Michael Shellenberger, author of “Apocalypse Never,” told the Thomas Jefferson Institute’s Virginia Energy Consumer Conference last October that solar panels are cheaper now due to multi-billion-dollar subsidies by the Chinese government, which uses dirty coal and forced labor to produce them. He also noted that “there is no plan” to deal with the huge amount of hazardous waste from obsolete solar panels once they have reached the end of their 15-to-25-year life span.
That means that some solar farms erected in Virginia in 2021 will start becoming hazardous waste sites in 2036, even before the Virginia Clean Economy Act’s “carbon free” mandates kick in.
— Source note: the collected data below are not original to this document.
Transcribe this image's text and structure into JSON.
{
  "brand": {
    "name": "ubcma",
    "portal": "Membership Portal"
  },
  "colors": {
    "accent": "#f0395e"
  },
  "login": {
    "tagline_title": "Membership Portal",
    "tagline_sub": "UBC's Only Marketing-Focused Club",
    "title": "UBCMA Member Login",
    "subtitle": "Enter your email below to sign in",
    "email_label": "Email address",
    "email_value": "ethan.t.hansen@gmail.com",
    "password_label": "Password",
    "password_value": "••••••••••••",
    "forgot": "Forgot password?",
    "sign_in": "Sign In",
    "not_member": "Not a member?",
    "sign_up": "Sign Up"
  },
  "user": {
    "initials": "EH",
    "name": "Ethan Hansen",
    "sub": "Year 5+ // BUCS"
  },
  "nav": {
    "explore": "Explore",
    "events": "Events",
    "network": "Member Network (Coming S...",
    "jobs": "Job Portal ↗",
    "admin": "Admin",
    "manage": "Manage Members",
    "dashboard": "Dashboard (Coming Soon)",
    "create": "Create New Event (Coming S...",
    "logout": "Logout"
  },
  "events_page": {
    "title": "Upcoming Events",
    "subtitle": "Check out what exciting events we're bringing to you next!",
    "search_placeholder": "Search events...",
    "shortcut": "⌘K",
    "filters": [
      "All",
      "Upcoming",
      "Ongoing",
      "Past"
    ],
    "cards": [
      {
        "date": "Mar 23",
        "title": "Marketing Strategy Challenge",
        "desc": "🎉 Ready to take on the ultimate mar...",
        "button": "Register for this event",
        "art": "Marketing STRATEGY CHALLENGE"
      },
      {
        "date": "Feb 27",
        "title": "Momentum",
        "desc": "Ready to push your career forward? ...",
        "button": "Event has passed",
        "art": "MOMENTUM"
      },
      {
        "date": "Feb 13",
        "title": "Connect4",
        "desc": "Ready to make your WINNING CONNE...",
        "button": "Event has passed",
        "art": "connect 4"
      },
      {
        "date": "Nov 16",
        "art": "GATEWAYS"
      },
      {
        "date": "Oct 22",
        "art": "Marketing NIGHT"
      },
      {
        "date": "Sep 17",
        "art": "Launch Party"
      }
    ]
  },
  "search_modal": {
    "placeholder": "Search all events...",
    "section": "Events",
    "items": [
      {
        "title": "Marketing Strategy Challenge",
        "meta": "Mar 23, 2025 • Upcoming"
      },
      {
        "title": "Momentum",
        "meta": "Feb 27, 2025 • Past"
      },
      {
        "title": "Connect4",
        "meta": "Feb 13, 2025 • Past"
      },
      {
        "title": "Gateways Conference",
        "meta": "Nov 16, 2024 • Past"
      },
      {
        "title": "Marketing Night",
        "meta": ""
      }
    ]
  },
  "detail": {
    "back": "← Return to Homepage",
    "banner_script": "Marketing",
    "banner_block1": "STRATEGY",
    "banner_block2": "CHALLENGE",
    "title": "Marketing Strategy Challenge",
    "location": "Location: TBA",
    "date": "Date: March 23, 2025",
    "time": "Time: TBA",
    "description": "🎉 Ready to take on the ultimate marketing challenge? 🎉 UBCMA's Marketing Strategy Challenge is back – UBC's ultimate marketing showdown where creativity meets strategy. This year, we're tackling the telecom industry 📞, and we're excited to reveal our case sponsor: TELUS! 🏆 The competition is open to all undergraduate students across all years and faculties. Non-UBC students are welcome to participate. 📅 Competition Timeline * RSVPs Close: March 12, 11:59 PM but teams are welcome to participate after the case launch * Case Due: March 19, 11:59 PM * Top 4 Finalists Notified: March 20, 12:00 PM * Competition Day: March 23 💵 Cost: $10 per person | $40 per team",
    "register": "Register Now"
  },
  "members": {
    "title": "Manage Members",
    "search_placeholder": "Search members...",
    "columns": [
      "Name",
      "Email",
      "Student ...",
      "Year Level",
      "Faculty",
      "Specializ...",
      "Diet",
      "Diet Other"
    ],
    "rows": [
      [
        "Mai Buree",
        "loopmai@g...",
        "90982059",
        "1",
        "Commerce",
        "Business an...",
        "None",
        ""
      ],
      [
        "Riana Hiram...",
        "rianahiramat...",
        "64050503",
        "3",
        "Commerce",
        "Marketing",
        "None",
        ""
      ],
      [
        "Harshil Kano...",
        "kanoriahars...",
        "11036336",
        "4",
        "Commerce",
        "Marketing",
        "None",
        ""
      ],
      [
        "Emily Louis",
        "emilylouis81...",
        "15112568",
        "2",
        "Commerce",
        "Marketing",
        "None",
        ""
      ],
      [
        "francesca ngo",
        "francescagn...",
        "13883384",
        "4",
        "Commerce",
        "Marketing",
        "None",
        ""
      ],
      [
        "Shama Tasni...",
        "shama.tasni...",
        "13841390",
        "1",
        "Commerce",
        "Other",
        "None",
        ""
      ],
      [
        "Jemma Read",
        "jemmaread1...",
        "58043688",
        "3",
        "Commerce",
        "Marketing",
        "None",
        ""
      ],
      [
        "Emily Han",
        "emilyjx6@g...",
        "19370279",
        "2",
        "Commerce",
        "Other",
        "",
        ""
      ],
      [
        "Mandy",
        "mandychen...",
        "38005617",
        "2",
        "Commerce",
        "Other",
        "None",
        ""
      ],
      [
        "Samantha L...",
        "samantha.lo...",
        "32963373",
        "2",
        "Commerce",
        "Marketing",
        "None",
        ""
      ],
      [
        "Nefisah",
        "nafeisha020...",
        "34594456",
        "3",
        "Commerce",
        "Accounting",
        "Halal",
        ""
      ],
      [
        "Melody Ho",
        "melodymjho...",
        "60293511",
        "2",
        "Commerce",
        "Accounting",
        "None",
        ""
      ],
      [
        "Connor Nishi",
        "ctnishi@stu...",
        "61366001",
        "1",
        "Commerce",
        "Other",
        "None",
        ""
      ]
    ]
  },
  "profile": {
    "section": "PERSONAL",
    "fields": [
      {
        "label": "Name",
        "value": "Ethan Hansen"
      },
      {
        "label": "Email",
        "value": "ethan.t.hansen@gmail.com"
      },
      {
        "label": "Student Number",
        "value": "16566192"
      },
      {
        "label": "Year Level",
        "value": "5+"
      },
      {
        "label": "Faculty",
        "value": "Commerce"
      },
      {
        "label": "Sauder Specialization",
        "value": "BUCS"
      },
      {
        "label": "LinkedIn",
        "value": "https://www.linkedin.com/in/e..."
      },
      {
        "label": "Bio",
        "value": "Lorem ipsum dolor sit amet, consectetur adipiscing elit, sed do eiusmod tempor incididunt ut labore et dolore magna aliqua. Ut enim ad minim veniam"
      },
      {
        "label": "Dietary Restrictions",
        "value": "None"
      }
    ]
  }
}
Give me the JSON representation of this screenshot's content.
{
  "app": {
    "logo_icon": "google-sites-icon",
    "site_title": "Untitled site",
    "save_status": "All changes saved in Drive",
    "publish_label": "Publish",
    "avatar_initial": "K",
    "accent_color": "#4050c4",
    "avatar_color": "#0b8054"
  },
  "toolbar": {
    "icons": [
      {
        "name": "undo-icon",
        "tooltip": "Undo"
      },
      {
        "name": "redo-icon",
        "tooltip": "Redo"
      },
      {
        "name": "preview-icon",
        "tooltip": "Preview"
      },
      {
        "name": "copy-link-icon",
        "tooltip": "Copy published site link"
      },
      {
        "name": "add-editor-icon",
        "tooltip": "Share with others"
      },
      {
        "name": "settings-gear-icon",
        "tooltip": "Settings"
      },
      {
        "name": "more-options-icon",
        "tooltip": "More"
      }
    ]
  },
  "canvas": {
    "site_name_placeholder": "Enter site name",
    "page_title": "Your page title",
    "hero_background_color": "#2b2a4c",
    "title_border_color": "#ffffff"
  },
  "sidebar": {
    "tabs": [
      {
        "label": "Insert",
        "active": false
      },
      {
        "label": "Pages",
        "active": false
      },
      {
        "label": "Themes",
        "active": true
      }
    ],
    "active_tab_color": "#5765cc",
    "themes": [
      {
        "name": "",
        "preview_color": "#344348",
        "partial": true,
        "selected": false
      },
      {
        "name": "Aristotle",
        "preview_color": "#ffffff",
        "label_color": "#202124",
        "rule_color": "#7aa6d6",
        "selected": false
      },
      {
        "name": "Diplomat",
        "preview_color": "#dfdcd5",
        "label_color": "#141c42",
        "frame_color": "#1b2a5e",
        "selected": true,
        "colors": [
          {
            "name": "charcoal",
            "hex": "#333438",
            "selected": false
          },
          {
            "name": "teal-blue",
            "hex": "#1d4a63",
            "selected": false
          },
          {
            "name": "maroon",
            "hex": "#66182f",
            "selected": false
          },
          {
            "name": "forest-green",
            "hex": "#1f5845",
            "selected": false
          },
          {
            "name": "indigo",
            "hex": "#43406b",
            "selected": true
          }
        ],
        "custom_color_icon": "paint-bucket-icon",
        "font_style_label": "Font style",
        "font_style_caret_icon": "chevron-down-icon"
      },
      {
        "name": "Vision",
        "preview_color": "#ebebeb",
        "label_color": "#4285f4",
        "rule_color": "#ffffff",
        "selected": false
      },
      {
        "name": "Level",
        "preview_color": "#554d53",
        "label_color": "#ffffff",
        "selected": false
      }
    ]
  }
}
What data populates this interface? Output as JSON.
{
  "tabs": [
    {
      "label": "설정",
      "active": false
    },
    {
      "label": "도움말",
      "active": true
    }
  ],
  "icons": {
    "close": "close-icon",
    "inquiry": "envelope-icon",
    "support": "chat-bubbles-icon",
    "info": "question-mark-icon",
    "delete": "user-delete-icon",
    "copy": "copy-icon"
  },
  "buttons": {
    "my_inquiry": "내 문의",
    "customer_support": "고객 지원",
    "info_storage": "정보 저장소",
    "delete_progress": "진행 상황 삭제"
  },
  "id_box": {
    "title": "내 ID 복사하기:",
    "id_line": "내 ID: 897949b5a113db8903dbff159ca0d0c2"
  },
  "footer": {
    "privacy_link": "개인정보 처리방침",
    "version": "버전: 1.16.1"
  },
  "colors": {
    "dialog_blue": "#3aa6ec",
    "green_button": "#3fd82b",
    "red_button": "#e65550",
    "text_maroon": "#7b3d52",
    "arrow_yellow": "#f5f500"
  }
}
“Once you deal with the cost of the waste, electricity from solar ends up being four times higher than they had anticipated,” Shellenberger, TIME Magazine’s 2008 “Hero of the Environment, pointed out. “I changed my mind about renewables when I understood that they require significantly more land,” he added. “Princeton University just confirmed about 300 times more land on average to generate the same amount of electricity from a wind farm or a solar farm as from a natural gas or nuclear plant.”
Thanks to the General Assembly, Virginia is on track to lose a massive amount of food-growing and carbon-sequestering farmland for an inefficient and intermittent technology that could quadruple electricity prices and create thousands of acres of toxic waste.
Local officials who are thinking about approving special use permits to allow more industrial-sized solar facilities to be built on agricultural land in their jurisdictions owe it to their constituents to tally up all of the potential future costs – especially the loss of irreplaceable farmland – as well as the benefits before signing off on this supposedly “free” form of energy production.